The androgen receptor (AR) is a ligand-dependent transcription factor that plays a key role in the development and function of the prostate gland; alterations of AR function are associated with prostate cancer. With the goal of identifying new regulators of AR function, this model makes use of the DRSC 2.0 whole genome RNAi library for use with Drosophila cell culture. The activity of the AR-dependent transcription pathway was measured by reporter gene activity in Drosophila S2 cells upon stimulation with the synthetic androgen R1881.
The primary goal of the screen was to identify positive regulators that when reduced, decreased AR activity. Initially, 21 AR-specific activators were identified, including several for which the human orthologs are known regulators. Two genes not previously associated with AR regulation were characterized further: Dmel\MED19 (orthologous to human MED19) and Dmel\Hipk (orthologous to human HIPK1, HIPK2, HIPK3).
Experiments in human cells extended findings in the fly system. Inhibition of MED19 or HIPK2 modulates AR-dependent gene expression and selectively reduces the proliferation of AR-expressing prostate cancer cells. These findings provide additional targets for development of drugs effective against prostate cancers that have developed resistance to androgen deprivation therapies.

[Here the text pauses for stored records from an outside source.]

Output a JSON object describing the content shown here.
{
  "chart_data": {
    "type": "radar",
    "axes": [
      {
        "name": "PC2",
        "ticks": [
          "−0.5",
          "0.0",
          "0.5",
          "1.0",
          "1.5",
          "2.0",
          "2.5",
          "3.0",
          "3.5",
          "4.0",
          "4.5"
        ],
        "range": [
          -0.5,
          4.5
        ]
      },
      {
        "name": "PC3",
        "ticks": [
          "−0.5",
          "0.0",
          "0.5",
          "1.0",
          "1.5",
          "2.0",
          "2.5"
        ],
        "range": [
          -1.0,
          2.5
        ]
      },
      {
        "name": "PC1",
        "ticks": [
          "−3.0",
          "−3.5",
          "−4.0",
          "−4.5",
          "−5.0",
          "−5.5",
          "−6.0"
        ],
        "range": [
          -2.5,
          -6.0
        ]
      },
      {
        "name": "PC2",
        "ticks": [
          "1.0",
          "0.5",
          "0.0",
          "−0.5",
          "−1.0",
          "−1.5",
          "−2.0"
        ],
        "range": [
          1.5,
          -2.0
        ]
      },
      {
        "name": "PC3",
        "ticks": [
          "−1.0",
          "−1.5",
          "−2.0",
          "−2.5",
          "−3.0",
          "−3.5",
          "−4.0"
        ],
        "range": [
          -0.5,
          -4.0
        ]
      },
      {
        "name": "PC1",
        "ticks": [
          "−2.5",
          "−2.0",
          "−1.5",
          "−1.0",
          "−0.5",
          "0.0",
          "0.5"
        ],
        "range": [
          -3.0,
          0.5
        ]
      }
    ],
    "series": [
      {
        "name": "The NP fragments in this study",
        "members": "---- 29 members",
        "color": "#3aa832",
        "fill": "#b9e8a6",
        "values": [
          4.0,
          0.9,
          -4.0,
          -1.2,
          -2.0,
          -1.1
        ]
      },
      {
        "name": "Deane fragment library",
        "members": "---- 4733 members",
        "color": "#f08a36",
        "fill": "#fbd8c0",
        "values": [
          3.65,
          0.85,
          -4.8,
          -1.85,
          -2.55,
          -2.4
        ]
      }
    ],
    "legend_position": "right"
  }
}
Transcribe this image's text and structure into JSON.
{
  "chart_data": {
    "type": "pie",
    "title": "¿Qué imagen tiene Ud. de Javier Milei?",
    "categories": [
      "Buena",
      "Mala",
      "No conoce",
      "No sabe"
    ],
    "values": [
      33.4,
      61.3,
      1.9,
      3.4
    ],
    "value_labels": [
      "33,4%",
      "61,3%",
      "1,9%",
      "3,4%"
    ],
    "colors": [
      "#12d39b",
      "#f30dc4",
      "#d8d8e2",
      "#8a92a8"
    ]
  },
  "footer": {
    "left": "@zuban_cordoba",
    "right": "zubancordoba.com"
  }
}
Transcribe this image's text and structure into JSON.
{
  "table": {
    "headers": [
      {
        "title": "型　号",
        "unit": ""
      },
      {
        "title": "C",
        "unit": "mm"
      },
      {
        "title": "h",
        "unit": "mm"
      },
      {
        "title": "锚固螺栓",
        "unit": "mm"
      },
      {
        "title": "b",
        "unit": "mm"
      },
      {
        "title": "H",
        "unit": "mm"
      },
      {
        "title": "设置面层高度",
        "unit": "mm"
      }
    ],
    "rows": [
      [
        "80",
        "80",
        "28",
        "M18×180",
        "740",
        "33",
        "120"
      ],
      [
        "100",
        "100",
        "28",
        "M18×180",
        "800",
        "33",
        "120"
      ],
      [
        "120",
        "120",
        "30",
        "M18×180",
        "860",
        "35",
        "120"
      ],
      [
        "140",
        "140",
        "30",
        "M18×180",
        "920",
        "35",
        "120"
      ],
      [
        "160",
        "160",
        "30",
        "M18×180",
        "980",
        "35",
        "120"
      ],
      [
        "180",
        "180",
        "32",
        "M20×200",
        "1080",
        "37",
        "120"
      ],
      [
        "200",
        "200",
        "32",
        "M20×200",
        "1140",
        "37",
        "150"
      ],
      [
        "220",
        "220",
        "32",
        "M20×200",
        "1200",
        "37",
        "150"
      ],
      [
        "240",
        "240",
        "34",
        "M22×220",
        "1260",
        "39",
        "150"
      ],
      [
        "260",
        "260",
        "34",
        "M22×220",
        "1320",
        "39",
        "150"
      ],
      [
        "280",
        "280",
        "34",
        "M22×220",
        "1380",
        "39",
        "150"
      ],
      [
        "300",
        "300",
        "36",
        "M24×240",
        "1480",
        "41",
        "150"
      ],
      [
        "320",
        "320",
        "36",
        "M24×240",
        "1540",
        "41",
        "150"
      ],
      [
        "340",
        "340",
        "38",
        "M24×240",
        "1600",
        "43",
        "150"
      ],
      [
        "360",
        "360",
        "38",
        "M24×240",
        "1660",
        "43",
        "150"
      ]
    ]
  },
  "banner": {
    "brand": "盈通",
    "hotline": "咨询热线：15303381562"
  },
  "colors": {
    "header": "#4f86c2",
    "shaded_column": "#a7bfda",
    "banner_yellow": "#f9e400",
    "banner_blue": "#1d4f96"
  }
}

In several Drosophila models, elevated levels of Dmel\Hipk have been shown to induce hyperplasia; see the human disease model report 'cancer, multiple, HIPK-related' (FBhh0000776).
[updated Dec. 2020 by FlyBase; FBrf0222196]
Alterations of androgen receptor (AR) function are associated with prostate cancer (Tan et al, 2014; pubmed:24909511; Fujita and Nonomura, 2019; pubmed:30209899).
Androgen blockade by drugs that prevent the production of androgens and/or block the action of the AR inhibits prostate cancer growth. However, resistance to these drugs often occurs after 2–3 years (Tan et al, 2014; pubmed:24909511; Fujita and Nonomura, 2019; pubmed:30209899).